Dotson oversees economic development in southwest suburban Oak Forest, and is trying to get all south suburbs involved in cooperating with a Land Bank program that could help make viable property that now sits empty due to foreclosure or tax delinquency.

“I really believe that," Dotson told government and business officials of the Chicago Southland Economic Development Corp., which used its quarterly gathering Friday at the University Golf Club and Convention Center to hear presentations concerning a Land Bank and a development fund.

The South Suburban Land Bank and Development authority is a project by which municipalities work to pool properties within their borders that are tax delinquent or abandoned due to foreclosures.

Dotson said towns and villages working together with their troubled properties might be able to come up with ways to turn them into viable sites for business interests in the future.

As of now, there are only three governments participating in the Land Bank program – Park Forest, Blue Island and Oak Forest.
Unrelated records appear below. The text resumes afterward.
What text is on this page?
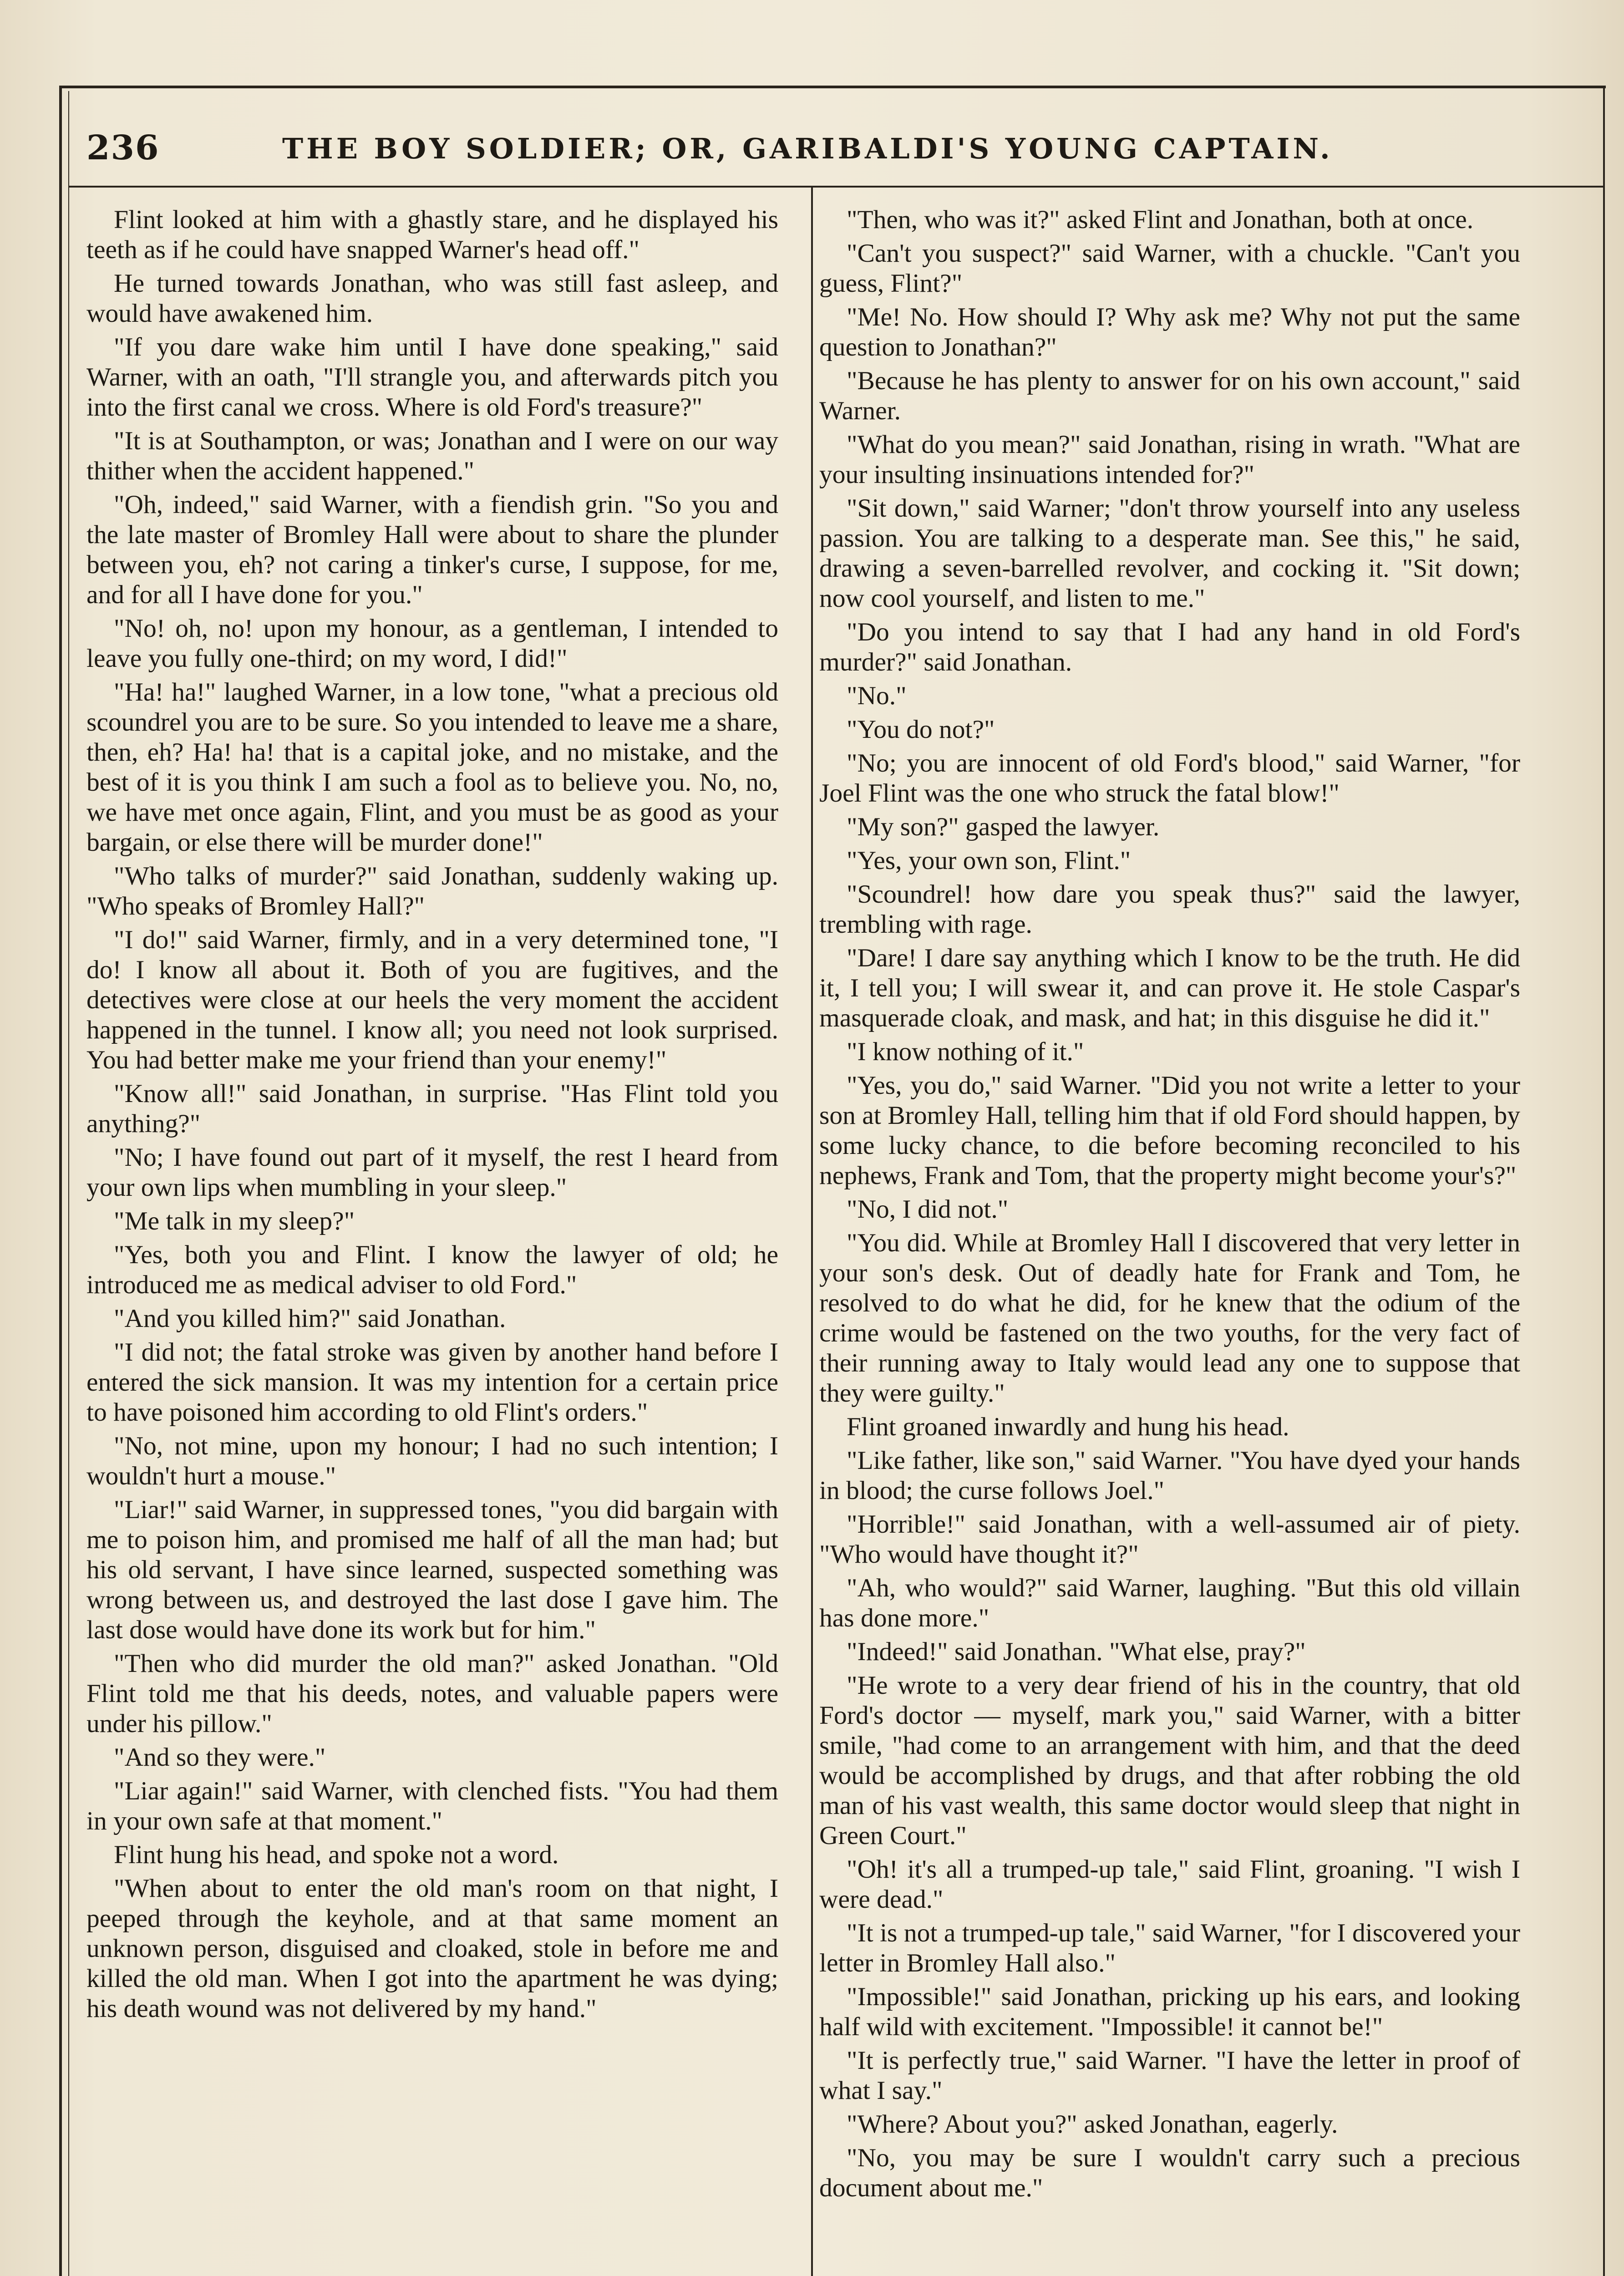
236	THE BOY SOLDIER; OR, GARIBALDI'S YOUNG CAPTAIN.

Flint looked at him with a ghastly stare, and he displayed his teeth as if he could have snapped Warner's head off."

He turned towards Jonathan, who was still fast asleep, and would have awakened him.

"If you dare wake him until I have done speaking," said Warner, with an oath, "I'll strangle you, and afterwards pitch you into the first canal we cross. Where is old Ford's treasure?"

"It is at Southampton, or was; Jonathan and I were on our way thither when the accident happened."

"Oh, indeed," said Warner, with a fiendish grin. "So you and the late master of Bromley Hall were about to share the plunder between you, eh? not caring a tinker's curse, I suppose, for me, and for all I have done for you."

"No! oh, no! upon my honour, as a gentleman, I intended to leave you fully one-third; on my word, I did!"

"Ha! ha!" laughed Warner, in a low tone, "what a precious old scoundrel you are to be sure. So you intended to leave me a share, then, eh? Ha! ha! that is a capital joke, and no mistake, and the best of it is you think I am such a fool as to believe you. No, no, we have met once again, Flint, and you must be as good as your bargain, or else there will be murder done!"

"Who talks of murder?" said Jonathan, suddenly waking up. "Who speaks of Bromley Hall?"

"I do!" said Warner, firmly, and in a very determined tone, "I do! I know all about it. Both of you are fugitives, and the detectives were close at our heels the very moment the accident happened in the tunnel. I know all; you need not look surprised. You had better make me your friend than your enemy!"

"Know all!" said Jonathan, in surprise. "Has Flint told you anything?"

"No; I have found out part of it myself, the rest I heard from your own lips when mumbling in your sleep."

"Me talk in my sleep?"

"Yes, both you and Flint. I know the lawyer of old; he introduced me as medical adviser to old Ford."

"And you killed him?" said Jonathan.

"I did not; the fatal stroke was given by another hand before I entered the sick mansion. It was my intention for a certain price to have poisoned him according to old Flint's orders."

"No, not mine, upon my honour; I had no such intention; I wouldn't hurt a mouse."

"Liar!" said Warner, in suppressed tones, "you did bargain with me to poison him, and promised me half of all the man had; but his old servant, I have since learned, suspected something was wrong between us, and destroyed the last dose I gave him. The last dose would have done its work but for him."

"Then who did murder the old man?" asked Jonathan. "Old Flint told me that his deeds, notes, and valuable papers were under his pillow."

"And so they were."

"Liar again!" said Warner, with clenched fists. "You had them in your own safe at that moment."

Flint hung his head, and spoke not a word.

"When about to enter the old man's room on that night, I peeped through the keyhole, and at that same moment an unknown person, disguised and cloaked, stole in before me and killed the old man. When I got into the apartment he was dying; his death wound was not delivered by my hand."

"Then, who was it?" asked Flint and Jonathan, both at once.

"Can't you suspect?" said Warner, with a chuckle. "Can't you guess, Flint?"

"Me! No. How should I? Why ask me? Why not put the same question to Jonathan?"

"Because he has plenty to answer for on his own account," said Warner.

"What do you mean?" said Jonathan, rising in wrath. "What are your insulting insinuations intended for?"

"Sit down," said Warner; "don't throw yourself into any useless passion. You are talking to a desperate man. See this," he said, drawing a seven-barrelled revolver, and cocking it. "Sit down; now cool yourself, and listen to me."

"Do you intend to say that I had any hand in old Ford's murder?" said Jonathan.

"No."

"You do not?"

"No; you are innocent of old Ford's blood," said Warner, "for Joel Flint was the one who struck the fatal blow!"

"My son?" gasped the lawyer.

"Yes, your own son, Flint."

"Scoundrel! how dare you speak thus?" said the lawyer, trembling with rage.

"Dare! I dare say anything which I know to be the truth. He did it, I tell you; I will swear it, and can prove it. He stole Caspar's masquerade cloak, and mask, and hat; in this disguise he did it."

"I know nothing of it."

"Yes, you do," said Warner. "Did you not write a letter to your son at Bromley Hall, telling him that if old Ford should happen, by some lucky chance, to die before becoming reconciled to his nephews, Frank and Tom, that the property might become your's?"

"No, I did not."

"You did. While at Bromley Hall I discovered that very letter in your son's desk. Out of deadly hate for Frank and Tom, he resolved to do what he did, for he knew that the odium of the crime would be fastened on the two youths, for the very fact of their running away to Italy would lead any one to suppose that they were guilty."

Flint groaned inwardly and hung his head.

"Like father, like son," said Warner. "You have dyed your hands in blood; the curse follows Joel."

"Horrible!" said Jonathan, with a well-assumed air of piety. "Who would have thought it?"

"Ah, who would?" said Warner, laughing. "But this old villain has done more."

"Indeed!" said Jonathan. "What else, pray?"

"He wrote to a very dear friend of his in the country, that old Ford's doctor — myself, mark you," said Warner, with a bitter smile, "had come to an arrangement with him, and that the deed would be accomplished by drugs, and that after robbing the old man of his vast wealth, this same doctor would sleep that night in Green Court."

"Oh! it's all a trumped-up tale," said Flint, groaning. "I wish I were dead."

"It is not a trumped-up tale," said Warner, "for I discovered your letter in Bromley Hall also."

"Impossible!" said Jonathan, pricking up his ears, and looking half wild with excitement. "Impossible! it cannot be!"

"It is perfectly true," said Warner. "I have the letter in proof of what I say."

"Where? About you?" asked Jonathan, eagerly.

"No, you may be sure I wouldn't carry such a precious document about me."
But Dotson said he hopes the day will come when nearly all the municipalities in the south suburbs will be a part of the program.

“The Land Bank is not sustainable yet,” he said. “We’d like to have full participation someday in a bank that would help put properties back on the market so that they can make money for the future.”

Another program touted on Friday was the Chicago Southland Development Fund, which received some start-up funds from the South Suburban Mayors and Managers Association and also is trying to get assorted grants to help the program provide grants. The grants would total up to $500,000 per project for development projects located within a half-mile of Metra commuter train stations or fixed-stop bus transit stations – such as the Harvey Transportation Center at 154th Street and Park Avenue or the Homewood station at Ridge Road and Halsted Street.

Andy Geer, a vice president of the Chicago-based Enterprise Community Partners, Inc., said the locations close to mass transit have potential for housing and mixed-use development projects.

On a separate matter, Esmark Steel Group operations Vice President Rubin Kuznitsky – whose company’s holdings include Amtex Steel Inc. in University Park and Century Steel and Sun Steel in Chicago Heights – said he supports efforts such as the Calumet Green Manufacturing Partnership’s cooperation with area community colleges to train people for future manufacturing jobs.

He said many people are unemployable by his company because they have drug problems or are lacking either a solid work ethic or do not have sufficient mathematics skills.

“Our school system doesn’t seem to emphasize these traits,” Kuznitsky said.